Some owner-employees of S Corporations believe they have a way to beat the payroll tax. Their idea is to pay themselves little or nothing as salary. The S Corporation’s profit—higher since not reduced by their salary—is taxable to them (as of course salary would be). But there’s only an income tax, with no employment tax due from them or their S Corporation on pay not taken, or so they believe.
IRS will attack this scheme, which it can often detect just by looking at the S Corporation’s return. One tip-off is a low or zero number for “Compensation of officers.” Another is the entry for “Loans to shareholders”—since funds owner-employees withdraw to live on are called “loans.”
IRS typically then says that the amount owner-employees withdraw (as profits or loans), or the amounts on the books as S Corporation profits, are salary subject to employment tax (as well as income tax). And penalties may be added, for negligence or failure to collect and pay over employment tax.
Such a fate befell a lawyer in a recent case, who had borrowed from his S Corporation law firm instead of drawing a salary. IRS and the courts said the loans were wages subject to employment tax, and slapped on a tax penalty for failure to collect and pay over employment tax. IRS went a bit easier on an S Corporation owner-employee in another recent case. This time it looked at statistics on pay in comparable businesses in the area and used an amount so determined as the pay subject to employment tax. This was less than the S Corporation’s earnings; the difference escaped employment tax. The court went along with this approach.

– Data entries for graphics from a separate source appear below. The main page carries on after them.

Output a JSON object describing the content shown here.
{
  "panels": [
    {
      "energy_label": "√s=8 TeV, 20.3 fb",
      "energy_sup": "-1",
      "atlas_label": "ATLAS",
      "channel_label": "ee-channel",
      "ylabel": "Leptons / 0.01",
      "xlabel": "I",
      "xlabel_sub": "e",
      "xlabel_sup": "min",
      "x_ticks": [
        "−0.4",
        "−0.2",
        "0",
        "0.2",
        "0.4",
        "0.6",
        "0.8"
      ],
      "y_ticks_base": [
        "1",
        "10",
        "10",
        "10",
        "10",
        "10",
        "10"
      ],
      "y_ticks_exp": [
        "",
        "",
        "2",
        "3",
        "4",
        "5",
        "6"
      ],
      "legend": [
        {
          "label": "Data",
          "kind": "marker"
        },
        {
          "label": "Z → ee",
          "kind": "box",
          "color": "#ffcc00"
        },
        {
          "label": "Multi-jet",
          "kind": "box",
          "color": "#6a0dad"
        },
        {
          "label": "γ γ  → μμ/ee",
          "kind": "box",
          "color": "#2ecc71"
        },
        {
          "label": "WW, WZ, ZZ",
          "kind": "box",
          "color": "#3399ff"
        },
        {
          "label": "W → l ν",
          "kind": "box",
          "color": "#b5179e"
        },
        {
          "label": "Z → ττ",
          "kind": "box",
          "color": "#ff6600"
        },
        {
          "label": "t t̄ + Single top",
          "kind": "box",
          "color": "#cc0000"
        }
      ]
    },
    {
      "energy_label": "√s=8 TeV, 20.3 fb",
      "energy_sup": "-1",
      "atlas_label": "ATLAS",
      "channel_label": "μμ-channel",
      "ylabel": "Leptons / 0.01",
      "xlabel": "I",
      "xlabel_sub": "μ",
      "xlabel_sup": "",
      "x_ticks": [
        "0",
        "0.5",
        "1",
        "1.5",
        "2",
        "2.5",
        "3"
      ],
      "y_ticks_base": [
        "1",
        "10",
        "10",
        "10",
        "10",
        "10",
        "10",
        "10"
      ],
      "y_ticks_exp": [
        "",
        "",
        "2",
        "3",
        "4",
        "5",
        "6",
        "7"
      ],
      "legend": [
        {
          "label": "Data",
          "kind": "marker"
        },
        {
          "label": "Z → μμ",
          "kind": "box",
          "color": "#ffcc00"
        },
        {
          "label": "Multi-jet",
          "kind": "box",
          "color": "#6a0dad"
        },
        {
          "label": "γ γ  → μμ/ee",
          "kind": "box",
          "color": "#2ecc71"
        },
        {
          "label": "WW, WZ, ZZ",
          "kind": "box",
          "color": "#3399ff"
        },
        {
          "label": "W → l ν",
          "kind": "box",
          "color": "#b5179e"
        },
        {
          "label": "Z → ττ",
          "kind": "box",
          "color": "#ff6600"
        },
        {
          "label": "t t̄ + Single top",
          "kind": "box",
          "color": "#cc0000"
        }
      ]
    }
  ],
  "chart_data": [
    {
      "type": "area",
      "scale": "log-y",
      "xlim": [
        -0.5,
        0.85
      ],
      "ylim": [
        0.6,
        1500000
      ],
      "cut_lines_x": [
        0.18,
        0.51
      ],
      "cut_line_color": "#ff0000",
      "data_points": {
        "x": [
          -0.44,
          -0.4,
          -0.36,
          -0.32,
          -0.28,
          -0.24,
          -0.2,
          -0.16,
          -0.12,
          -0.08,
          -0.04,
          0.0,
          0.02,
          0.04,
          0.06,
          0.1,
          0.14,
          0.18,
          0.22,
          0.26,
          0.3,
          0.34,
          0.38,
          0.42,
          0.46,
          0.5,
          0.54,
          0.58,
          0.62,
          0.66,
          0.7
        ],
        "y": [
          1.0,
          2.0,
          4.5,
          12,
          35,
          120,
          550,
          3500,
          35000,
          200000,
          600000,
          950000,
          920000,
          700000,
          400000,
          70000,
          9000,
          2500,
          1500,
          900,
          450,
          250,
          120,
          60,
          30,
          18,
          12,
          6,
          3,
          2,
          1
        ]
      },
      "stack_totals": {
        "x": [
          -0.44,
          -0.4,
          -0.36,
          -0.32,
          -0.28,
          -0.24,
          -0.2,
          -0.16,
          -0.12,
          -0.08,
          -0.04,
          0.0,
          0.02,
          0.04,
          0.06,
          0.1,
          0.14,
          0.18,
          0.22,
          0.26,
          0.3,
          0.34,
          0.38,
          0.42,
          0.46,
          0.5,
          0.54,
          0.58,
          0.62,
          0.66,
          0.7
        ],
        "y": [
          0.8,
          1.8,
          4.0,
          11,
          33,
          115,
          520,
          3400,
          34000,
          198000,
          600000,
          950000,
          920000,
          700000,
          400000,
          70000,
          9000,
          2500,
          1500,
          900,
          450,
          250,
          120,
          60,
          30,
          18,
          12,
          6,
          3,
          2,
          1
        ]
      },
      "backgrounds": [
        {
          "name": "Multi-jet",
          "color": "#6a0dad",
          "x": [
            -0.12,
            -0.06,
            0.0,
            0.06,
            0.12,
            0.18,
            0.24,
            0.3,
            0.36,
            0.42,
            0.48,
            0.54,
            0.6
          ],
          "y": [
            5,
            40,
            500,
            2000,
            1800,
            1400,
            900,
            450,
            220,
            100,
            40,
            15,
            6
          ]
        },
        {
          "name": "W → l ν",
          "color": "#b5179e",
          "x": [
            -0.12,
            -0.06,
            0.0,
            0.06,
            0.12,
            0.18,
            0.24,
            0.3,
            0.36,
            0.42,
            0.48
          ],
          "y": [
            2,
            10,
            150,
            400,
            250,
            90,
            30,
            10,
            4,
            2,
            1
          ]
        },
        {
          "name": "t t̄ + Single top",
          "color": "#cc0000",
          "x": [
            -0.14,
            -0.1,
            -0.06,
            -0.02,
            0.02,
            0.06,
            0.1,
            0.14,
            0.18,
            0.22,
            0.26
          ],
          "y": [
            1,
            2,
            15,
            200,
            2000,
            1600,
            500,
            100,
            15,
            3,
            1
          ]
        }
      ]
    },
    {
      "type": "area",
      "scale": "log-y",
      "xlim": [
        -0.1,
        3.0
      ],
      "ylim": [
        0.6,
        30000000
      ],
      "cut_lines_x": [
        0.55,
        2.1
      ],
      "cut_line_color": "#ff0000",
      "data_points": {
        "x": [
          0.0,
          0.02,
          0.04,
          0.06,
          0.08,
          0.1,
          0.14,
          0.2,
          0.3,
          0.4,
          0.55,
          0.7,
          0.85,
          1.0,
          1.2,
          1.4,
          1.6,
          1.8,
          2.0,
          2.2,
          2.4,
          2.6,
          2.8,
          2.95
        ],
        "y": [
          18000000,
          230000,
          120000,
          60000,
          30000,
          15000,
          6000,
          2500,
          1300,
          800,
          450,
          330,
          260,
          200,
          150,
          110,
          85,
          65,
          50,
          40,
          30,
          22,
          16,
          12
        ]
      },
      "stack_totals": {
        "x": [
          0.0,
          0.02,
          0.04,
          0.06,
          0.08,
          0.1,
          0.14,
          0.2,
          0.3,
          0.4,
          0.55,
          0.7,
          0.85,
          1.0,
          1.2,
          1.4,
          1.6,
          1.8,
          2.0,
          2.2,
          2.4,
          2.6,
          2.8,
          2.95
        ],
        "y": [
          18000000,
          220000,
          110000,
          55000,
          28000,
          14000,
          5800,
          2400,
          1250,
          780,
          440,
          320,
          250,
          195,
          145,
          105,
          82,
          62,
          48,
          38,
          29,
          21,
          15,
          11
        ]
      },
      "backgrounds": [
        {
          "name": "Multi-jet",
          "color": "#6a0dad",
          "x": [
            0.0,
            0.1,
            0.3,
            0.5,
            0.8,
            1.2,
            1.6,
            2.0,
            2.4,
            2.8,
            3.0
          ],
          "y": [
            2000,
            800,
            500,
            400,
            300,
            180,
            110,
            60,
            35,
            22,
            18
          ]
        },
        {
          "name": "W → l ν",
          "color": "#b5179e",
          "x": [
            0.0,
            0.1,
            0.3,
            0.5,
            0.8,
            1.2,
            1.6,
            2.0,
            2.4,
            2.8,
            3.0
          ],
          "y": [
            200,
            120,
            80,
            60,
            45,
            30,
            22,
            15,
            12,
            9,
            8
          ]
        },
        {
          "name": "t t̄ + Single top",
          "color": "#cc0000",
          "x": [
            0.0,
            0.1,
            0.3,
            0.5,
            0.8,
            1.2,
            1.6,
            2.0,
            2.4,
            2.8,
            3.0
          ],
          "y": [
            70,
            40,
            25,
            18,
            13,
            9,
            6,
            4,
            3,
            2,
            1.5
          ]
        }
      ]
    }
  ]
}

Tax advisors who are consulted in advance will advise owner-employees to take some salary, at the low end of what’s reasonable, to pre-empt an IRS claim that the S Corporation profit is really salary too. In this case, the IRS used its own definition of reasonableness, after the fact, a definition gentler on the S Corporation than IRS often is.
Could be that a salary figure in this case, arrived at beforehand with a tax advisor’s guidance on what IRS examining agents will let stand as reasonable, would have gone unquestioned.
You should consult a tax professional when applying any of these tax planning suggestions.